Precious Gosego Tlou’s latest book, I Wasn’t Ready to Say Goodbye, explores grief and the emotional impact of losing a loved one. In an interview with Arts&Culture this week, she described the memoir as a deeply personal account of how she navigated life after experiencing a significant loss.
“This book recounts my experiences through an incredibly turbulent time in my life. It details how I navigated life after losing someone I loved dearly. As hard as ‘letting go’ is, it means releasing an emotional attachment and accepting a situation as it is. It does not mean forgetting but rather learning to live beyond the loss,” she said. According to Tlou, writing I Wasn’t Ready to Say Goodbye was a difficult process due to the emotions it brought back. “Of all the books I have written, this was the most challenging. It often took me back down memory lane, and I’d find myself lost in pain and hurt. At some point, I felt like I was being too vulnerable and was not ready for the world to read my story as raw as it is,” she said. She noted that grief is a universal experience, and her interactions with other grieving individuals reinforced the importance of discussing it openly. “At some point in life, each one of us will experience the death of someone we love and care about.
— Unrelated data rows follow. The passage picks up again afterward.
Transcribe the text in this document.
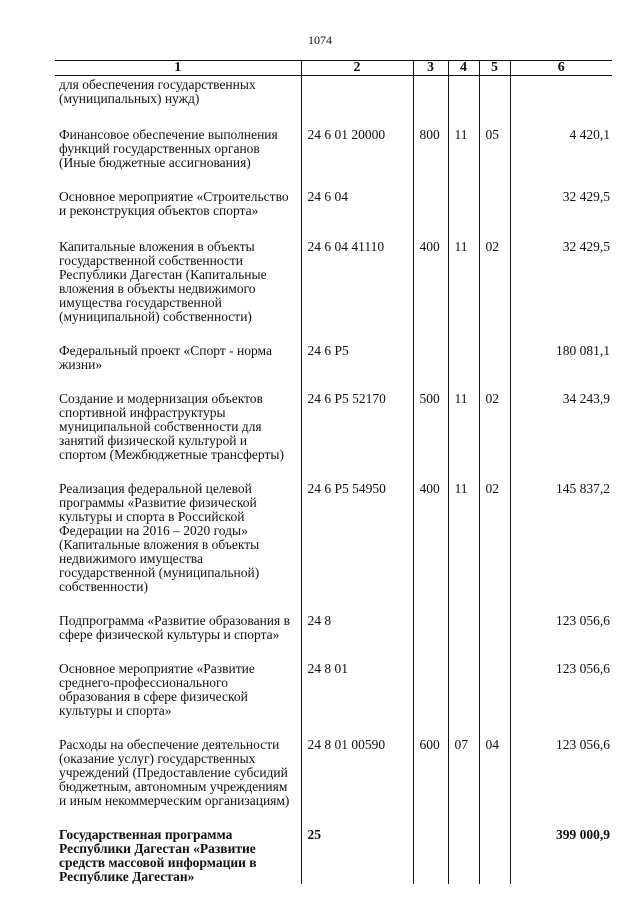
1074
1	2	3	4	5	6
для обеспечения государственных (муниципальных) нужд)					
Финансовое обеспечение выполнения функций государственных органов (Иные бюджетные ассигнования)	24 6 01 20000	800	11	05	4 420,1
Основное мероприятие «Строительство и реконструкция объектов спорта»	24 6 04				32 429,5
Капитальные вложения в объекты государственной собственности Республики Дагестан (Капитальные вложения в объекты недвижимого имущества государственной (муниципальной) собственности)	24 6 04 41110	400	11	02	32 429,5
Федеральный проект «Спорт - норма жизни»	24 6 P5				180 081,1
Создание и модернизация объектов спортивной инфраструктуры муниципальной собственности для занятий физической культурой и спортом (Межбюджетные трансферты)	24 6 P5 52170	500	11	02	34 243,9
Реализация федеральной целевой программы «Развитие физической культуры и спорта в Российской Федерации на 2016 – 2020 годы» (Капитальные вложения в объекты недвижимого имущества государственной (муниципальной) собственности)	24 6 P5 54950	400	11	02	145 837,2
Подпрограмма «Развитие образования в сфере физической культуры и спорта»	24 8				123 056,6
Основное мероприятие «Развитие среднего-профессионального образования в сфере физической культуры и спорта»	24 8 01				123 056,6
Расходы на обеспечение деятельности (оказание услуг) государственных учреждений (Предоставление субсидий бюджетным, автономным учреждениям и иным некоммерческим организациям)	24 8 01 00590	600	07	04	123 056,6
Государственная программа Республики Дагестан «Развитие средств массовой информации в Республике Дагестан»	25				399 000,9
I have shared moments with grieving individuals and understand the denial and trauma that come with it,” she said.
One of the key chapters in the book, Journeying Again, focuses on moving forward while acknowledging the pain of loss. “One day, I woke up in the middle of the night and heard a voice, loud and clear, ‘It is time to close the casket, bury the hatchet, and move on with life.’ Those words rang in me every single night. Life is never meant to be lived in the past because nothing can ever change the fact that whatever happened is beyond your control,” she said. The cover of I Wasn’t Ready to Say Goodbye also holds a significant meaning for her. “It resonates with a part of me that is missing, a part that used to make me whole but is no more. It has vanished into thin air, and I am left with so much agony,” she said. Since its release, the book has received feedback from readers who relate to its themes. One early reader shared their thoughts, writing: “This book speaks to me in a way I cannot put into words. I teared up a lot when reading it because I related not only to death but to everything I have lost in life. I was not ready to say goodbye to a lot of things, but I am learning to live without them.”
Now that the book is published, Tlou says she feels a sense of closure. “This book took me so long to put together because of all the emotions I had to deal with in the process. Now that it has hit the market, I feel a huge relief and so much peace,” she said. Beyond writing, she has developed an interest in public speaking, particularly on grief and mental health. “Loss affects mental health significantly, and these issues need to be discussed with care. I look forward to collaborations and partnerships to engage in such conversations,” she said. She emphasised that grief does not follow a fixed timeline and that people should allow themselves to process it at their own pace. “It is okay not to be okay sometimes. Some days are difficult, and others are manageable, but the most important thing is to acknowledge the pain and find ways to live beyond it,” she said.